Untuk mencukupi pangan bagi sekitar 9 milyar penduduk dunia di 2050 nanti, tentunya siapapun tidak akan bisa membayangkan seperti apa kerusakan lingkungan yang akan terjadi. Dalam hal ini, efisiensi produksi ternak adalah kunci untuk mengkonservasi lingkungan dan profesi kedokteran hewan mempunyai peran esensial dalam hal ini. [11]
Populasi urban mengkonsumsi dua sampai tiga kali lebih banyak protein hewani daripada populasi pedesaan. Permintaan dipicu oleh pertumbuhan kelompok kelas menengah urban yang menikmati kemudahan-kemudahan dengan tersedianya fasilitas moderen, seperti refrigerator, supermarket, outlet cepat saji (fast food outlet), outlet es krim dan lain sebagainya. Semua kemudahan ini mendorong peningkatan permasalahan penyakit populasi kelas menengah urban yang terkait dengan kegemukan (obesitas) dan diabetes. [11]

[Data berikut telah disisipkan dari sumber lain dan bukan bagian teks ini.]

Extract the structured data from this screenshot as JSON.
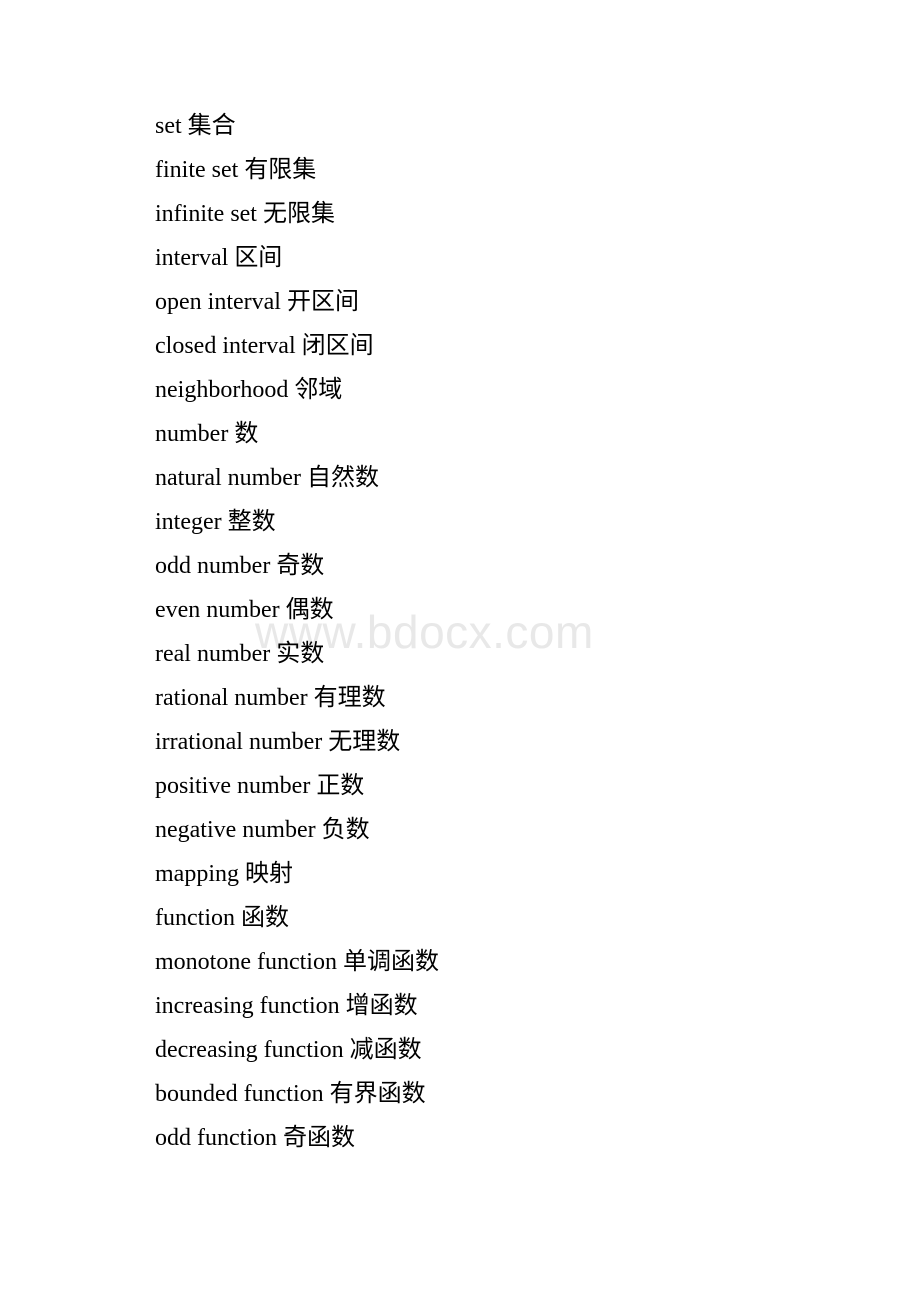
{
  "document": {
    "type": "glossary",
    "background_color": "#ffffff",
    "text_color": "#000000"
  },
  "watermark": {
    "text": "www.bdocx.com",
    "color": "#e8e8e8"
  },
  "glossary": {
    "entries": [
      {
        "term": "set",
        "gloss": "集合"
      },
      {
        "term": "finite set",
        "gloss": "有限集"
      },
      {
        "term": "infinite set",
        "gloss": "无限集"
      },
      {
        "term": "interval",
        "gloss": "区间"
      },
      {
        "term": "open interval",
        "gloss": "开区间"
      },
      {
        "term": "closed interval",
        "gloss": "闭区间"
      },
      {
        "term": "neighborhood",
        "gloss": "邻域"
      },
      {
        "term": "number",
        "gloss": "数"
      },
      {
        "term": "natural number",
        "gloss": "自然数"
      },
      {
        "term": "integer",
        "gloss": "整数"
      },
      {
        "term": "odd number",
        "gloss": "奇数"
      },
      {
        "term": "even number",
        "gloss": "偶数"
      },
      {
        "term": "real number",
        "gloss": "实数"
      },
      {
        "term": "rational number",
        "gloss": "有理数"
      },
      {
        "term": "irrational number",
        "gloss": "无理数"
      },
      {
        "term": "positive number",
        "gloss": "正数"
      },
      {
        "term": "negative number",
        "gloss": "负数"
      },
      {
        "term": "mapping",
        "gloss": "映射"
      },
      {
        "term": "function",
        "gloss": "函数"
      },
      {
        "term": "monotone function",
        "gloss": "单调函数"
      },
      {
        "term": "increasing function",
        "gloss": "增函数"
      },
      {
        "term": "decreasing function",
        "gloss": "减函数"
      },
      {
        "term": "bounded function",
        "gloss": "有界函数"
      },
      {
        "term": "odd function",
        "gloss": "奇函数"
      }
    ]
  }
}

Perubahan skala dan lokasi populasi manusia serta permintaan akan pangan yang belum pernah terjadi sebelumnya, akan menggiring kebutuhan sains untuk diaplikasikan secara sistematis di keseluruhan mata rantai pangan. Dalam konteks ini, inovasi ilmiah diperlukan untuk memungkinkan sektor produksi pangan mampu beradaptasi terhadap perubahan kondisi temperatur, nutrisi dan air, serta pendedahan terhadap agen patogen yang membahayakan. Profesi kedokteran hewan mempunyai peran esensial dalam pengendalian terhadap agen patogen sepanjang rantai pangan asal hewan. Peran ini akan tetap menjadi komponen sangat penting dalam efisiensi produksi pangan dan lebih jauh lagi terkait dengan agenda ketahanan pangan (food security). [10]
Globalisasi perdagangan dan pangan, meningkatnya pergerakan internasional dan perjalanan orang dan hewan, perubahan iklim, dan meningkatnya akses informasi, kesemuanya semakin membuat dunia dimana kita hidup berubah menjadi suatu tempat yang kecil. Hal yang berdampak pada kesehatan manusia di suatu tempat, dapat berdampak kepada semua tempat. Sebaliknya perlindungan kesehatan manusia di suatu tempat dimana kita tinggal, bisa berarti juga meningkatkan kesehatan global secara menyeluruh. [4]
Pada dasarnya kesehatan global didominasi oleh profesi kedokteran dan ahli kesehatan masyarakat, meskipun dimensi profesinya dapat dikatakan agak sempit. Untuk mendorong agar profesi kedokteran hewan dapat berpartisipasi penuh, maka definisi kesehatan global yang dipahami saat ini harus dibuat lebih luas. Oleh karena dokter hewan mendapat pendidikan dengan dimensi yang cukup luas, maka seharusnyalah profesi kedokteran hewan ke depan memimpin prakarsa "One World One Health" (OWOH) untuk berperan secara signifikan dan berkontribusi maksimal dalam kesehatan global. [11]
Profesi kedokteran hewan
Pengertian ’dokter hewan’ adalah seorang yang memiliki kualifikasi dan otorisasi dalam melakukan praktek kedokteran hewan. Dahulu definisi klasik kedokteran hewan dikaitkan hanya dengan sains dan seni mengenai pencegahan, pengobatan atau pengurangan penyakit atau cedera pada hewan (terutama hewan domestik). [7]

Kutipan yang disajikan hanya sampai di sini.